When I have made designs for farmers and ranchers I have found, that they are used to making their own decisions and changing previous decisions at a moments notice, just to keep up mother nature. What you did was give them lesson in permaculture. You gave them a perspective on their lands potential they couldn't get in their family group. If you keep working with them and allow them to add the concepts of permaculture to their mental toolbox of how to run a farm, then more permaculture will go out on the land, but maybe not in the way you designed it. Your design was still worth it, even though it may never be actualized because of its educational value. And, to be honest all designs are flawed. We aren't God, so we can't predict everything. The more input we get, the more stable the design is, but there are parts of my design even in my backyard I am changing because of plant growth rates and family interest (things you can only figure out by trying).
I think one of the sad realities of farming is, it is not looked upon as a "normal" business. It is too bad, because it really is.
I was a manager in industry, third in line from the President of the 1000 plus employee company, and found managing a farm requires the same skills. Unfortunately, in farming, the succeeding farmer in charge of the farm lacks these skills, but was put in place because they were;
1. The eldest
2. They worked the hardest
The former is just plain silly as that is tradition and not ability based. The second is almost as silly because it is based on how hard they work, and not ability-minded.

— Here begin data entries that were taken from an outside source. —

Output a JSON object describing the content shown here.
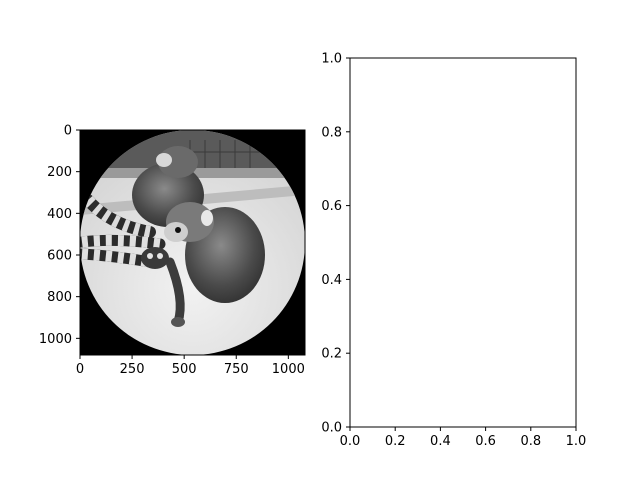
{
  "chart_data": [
    {
      "type": "image",
      "content": "grayscale photo of two ring-tailed lemurs, masked to a circle on a black background",
      "xlim": [
        0,
        1080
      ],
      "ylim": [
        1080,
        0
      ],
      "y_inverted": true,
      "xticks": [
        0,
        250,
        500,
        750,
        1000
      ],
      "yticks": [
        0,
        200,
        400,
        600,
        800,
        1000
      ],
      "xtick_labels": [
        "0",
        "250",
        "500",
        "750",
        "1000"
      ],
      "ytick_labels": [
        "0",
        "200",
        "400",
        "600",
        "800",
        "1000"
      ],
      "title": "",
      "xlabel": "",
      "ylabel": "",
      "colors": {
        "mask": "#000000",
        "background": "#e4e4e4"
      }
    },
    {
      "type": "empty",
      "xlim": [
        0,
        1
      ],
      "ylim": [
        0,
        1
      ],
      "xticks": [
        0.0,
        0.2,
        0.4,
        0.6,
        0.8,
        1.0
      ],
      "yticks": [
        0.0,
        0.2,
        0.4,
        0.6,
        0.8,
        1.0
      ],
      "xtick_labels": [
        "0.0",
        "0.2",
        "0.4",
        "0.6",
        "0.8",
        "1.0"
      ],
      "ytick_labels": [
        "0.0",
        "0.2",
        "0.4",
        "0.6",
        "0.8",
        "1.0"
      ],
      "title": "",
      "xlabel": "",
      "ylabel": "",
      "grid": false
    }
  ]
}
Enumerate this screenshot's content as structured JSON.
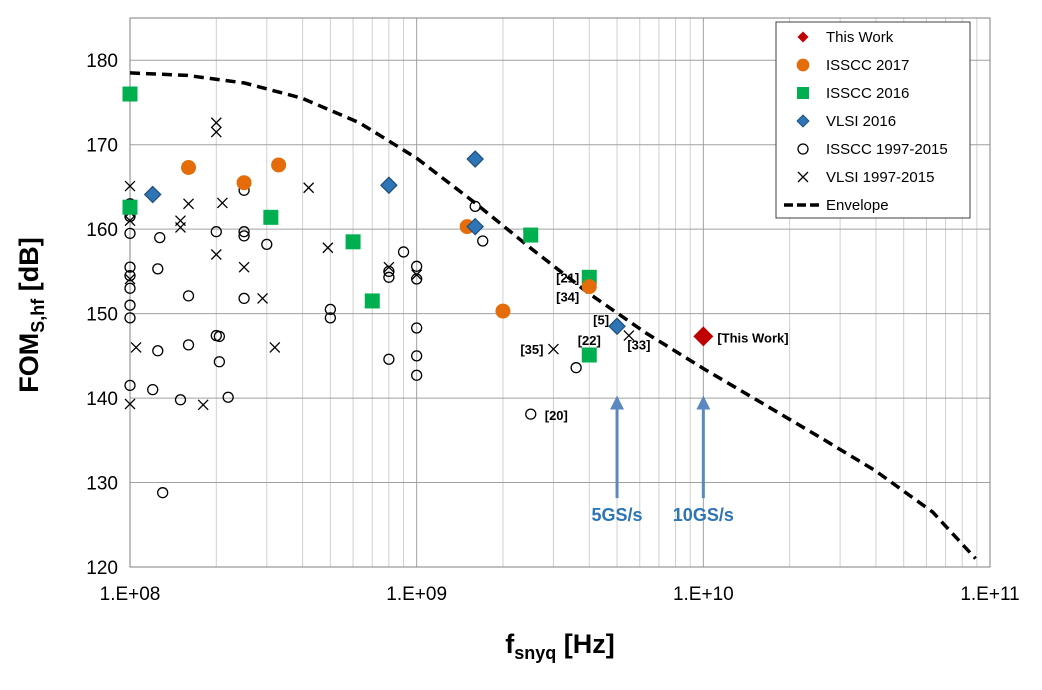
{
  "chart_data": {
    "type": "scatter",
    "x_scale": "log",
    "xlim": [
      100000000,
      100000000000
    ],
    "ylim": [
      120,
      185
    ],
    "x_ticks": [
      "1.E+08",
      "1.E+09",
      "1.E+10",
      "1.E+11"
    ],
    "y_ticks": [
      "120",
      "130",
      "140",
      "150",
      "160",
      "170",
      "180"
    ],
    "xlabel": {
      "main": "f",
      "sub": "snyq",
      "unit": " [Hz]"
    },
    "ylabel": {
      "main": "FOM",
      "sub": "S,hf",
      "unit": " [dB]"
    },
    "grid": true,
    "legend_position": "top-right",
    "colors": {
      "this_work": "#c00000",
      "issc_2017": "#e46c0a",
      "isscc_2016": "#00b050",
      "vlsi_2016": "#2e75b6",
      "arrow": "#5b88c0",
      "arrow_label": "#2e75b6"
    },
    "series": [
      {
        "name": "This Work",
        "marker": "diamond-red",
        "points": [
          [
            10000000000,
            147.3
          ]
        ]
      },
      {
        "name": "ISSCC 2017",
        "marker": "circle-orange",
        "points": [
          [
            160000000,
            167.3
          ],
          [
            250000000,
            165.5
          ],
          [
            330000000,
            167.6
          ],
          [
            1500000000,
            160.3
          ],
          [
            2000000000,
            150.3
          ],
          [
            4000000000,
            153.2
          ]
        ]
      },
      {
        "name": "ISSCC 2016",
        "marker": "square-green",
        "points": [
          [
            100000000,
            176
          ],
          [
            100000000,
            162.6
          ],
          [
            310000000,
            161.4
          ],
          [
            600000000,
            158.5
          ],
          [
            700000000,
            151.5
          ],
          [
            2500000000,
            159.3
          ],
          [
            4000000000,
            154.3
          ],
          [
            4000000000,
            145.1
          ]
        ]
      },
      {
        "name": "VLSI 2016",
        "marker": "diamond-blue",
        "points": [
          [
            120000000,
            164.1
          ],
          [
            800000000,
            165.2
          ],
          [
            1600000000,
            168.3
          ],
          [
            1600000000,
            160.3
          ],
          [
            5000000000,
            148.5
          ]
        ]
      },
      {
        "name": "ISSCC 1997-2015",
        "marker": "circle-open",
        "points": [
          [
            100000000,
            163
          ],
          [
            100000000,
            161.5
          ],
          [
            100000000,
            159.5
          ],
          [
            100000000,
            155.5
          ],
          [
            100000000,
            154.5
          ],
          [
            100000000,
            153
          ],
          [
            100000000,
            151
          ],
          [
            100000000,
            149.5
          ],
          [
            100000000,
            141.5
          ],
          [
            120000000,
            141
          ],
          [
            125000000,
            155.3
          ],
          [
            125000000,
            145.6
          ],
          [
            127000000,
            159
          ],
          [
            130000000,
            128.8
          ],
          [
            150000000,
            139.8
          ],
          [
            160000000,
            152.1
          ],
          [
            160000000,
            146.3
          ],
          [
            200000000,
            159.7
          ],
          [
            200000000,
            147.4
          ],
          [
            205000000,
            147.3
          ],
          [
            205000000,
            144.3
          ],
          [
            220000000,
            140.1
          ],
          [
            250000000,
            164.6
          ],
          [
            250000000,
            159.7
          ],
          [
            250000000,
            159.2
          ],
          [
            250000000,
            151.8
          ],
          [
            300000000,
            158.2
          ],
          [
            500000000,
            150.5
          ],
          [
            500000000,
            149.5
          ],
          [
            800000000,
            155
          ],
          [
            800000000,
            154.3
          ],
          [
            800000000,
            144.6
          ],
          [
            900000000,
            157.3
          ],
          [
            1000000000,
            155.6
          ],
          [
            1000000000,
            154.1
          ],
          [
            1000000000,
            148.3
          ],
          [
            1000000000,
            145
          ],
          [
            1000000000,
            142.7
          ],
          [
            1600000000,
            162.7
          ],
          [
            1700000000,
            158.6
          ],
          [
            2500000000,
            138.1
          ],
          [
            3600000000,
            143.6
          ]
        ]
      },
      {
        "name": "VLSI 1997-2015",
        "marker": "cross",
        "points": [
          [
            100000000,
            165.1
          ],
          [
            100000000,
            162
          ],
          [
            100000000,
            161
          ],
          [
            100000000,
            154.1
          ],
          [
            100000000,
            139.3
          ],
          [
            105000000,
            146
          ],
          [
            150000000,
            160.2
          ],
          [
            150000000,
            161
          ],
          [
            160000000,
            163
          ],
          [
            180000000,
            139.2
          ],
          [
            200000000,
            172.6
          ],
          [
            200000000,
            171.5
          ],
          [
            200000000,
            157
          ],
          [
            210000000,
            163.1
          ],
          [
            250000000,
            155.5
          ],
          [
            290000000,
            151.8
          ],
          [
            320000000,
            146
          ],
          [
            420000000,
            164.9
          ],
          [
            490000000,
            157.8
          ],
          [
            800000000,
            155.5
          ],
          [
            1000000000,
            154.6
          ],
          [
            3000000000,
            145.8
          ],
          [
            5500000000,
            147.4
          ]
        ]
      }
    ],
    "envelope": {
      "name": "Envelope",
      "points": [
        [
          100000000,
          178.5
        ],
        [
          158000000,
          178.2
        ],
        [
          251000000,
          177.3
        ],
        [
          398000000,
          175.5
        ],
        [
          631000000,
          172.6
        ],
        [
          1000000000,
          168.4
        ],
        [
          1585000000,
          163.2
        ],
        [
          2512000000,
          157.7
        ],
        [
          3981000000,
          152.4
        ],
        [
          6310000000,
          147.7
        ],
        [
          10000000000,
          143.5
        ],
        [
          15850000000,
          139.5
        ],
        [
          25120000000,
          135.5
        ],
        [
          39810000000,
          131.4
        ],
        [
          63100000000,
          126.5
        ],
        [
          89100000000,
          121
        ]
      ]
    },
    "annotations": [
      {
        "text": "[This Work]",
        "x": 10000000000,
        "y": 147.3,
        "anchor": "right",
        "color": "#c00000",
        "size": "large"
      },
      {
        "text": "[21]",
        "x": 4000000000,
        "y": 154.3,
        "anchor": "left"
      },
      {
        "text": "[34]",
        "x": 4000000000,
        "y": 153.2,
        "anchor": "left-below"
      },
      {
        "text": "[5]",
        "x": 5000000000,
        "y": 148.5,
        "anchor": "left-above"
      },
      {
        "text": "[22]",
        "x": 4000000000,
        "y": 145.1,
        "anchor": "above"
      },
      {
        "text": "[33]",
        "x": 5500000000,
        "y": 147.4,
        "anchor": "below"
      },
      {
        "text": "[35]",
        "x": 3000000000,
        "y": 145.8,
        "anchor": "left"
      },
      {
        "text": "[20]",
        "x": 2500000000,
        "y": 138.1,
        "anchor": "right"
      }
    ],
    "arrows": [
      {
        "label": "5GS/s",
        "x": 5000000000,
        "from_y": 126.5,
        "to_y": 140.3
      },
      {
        "label": "10GS/s",
        "x": 10000000000,
        "from_y": 126.5,
        "to_y": 140.3
      }
    ]
  }
}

The older I get the more I realize that phycology is EVERYTHING in almost EVERYTHING, and I wish I was more knowledgeable in that area. It is not so much "manipulation" as it figuring out how to motivate people for a common goal.
A lot of conflict on a farm has to do with the perceived sense of control. It is very possible that in showing another way of farming, that people's ego's get bruised. In a way this is normal, and must be expected. I mean suddenly you become the "expert", or the "knowledgeable one" and the one that champions the old way of doing things, feels inferior. That ultimately ends up in conflict as the former way tries to assert themselves by rallying people and family members around them, while the permicultural member of the family or group, tries to establish that there is a better way. That causes two factions to form, and then argue.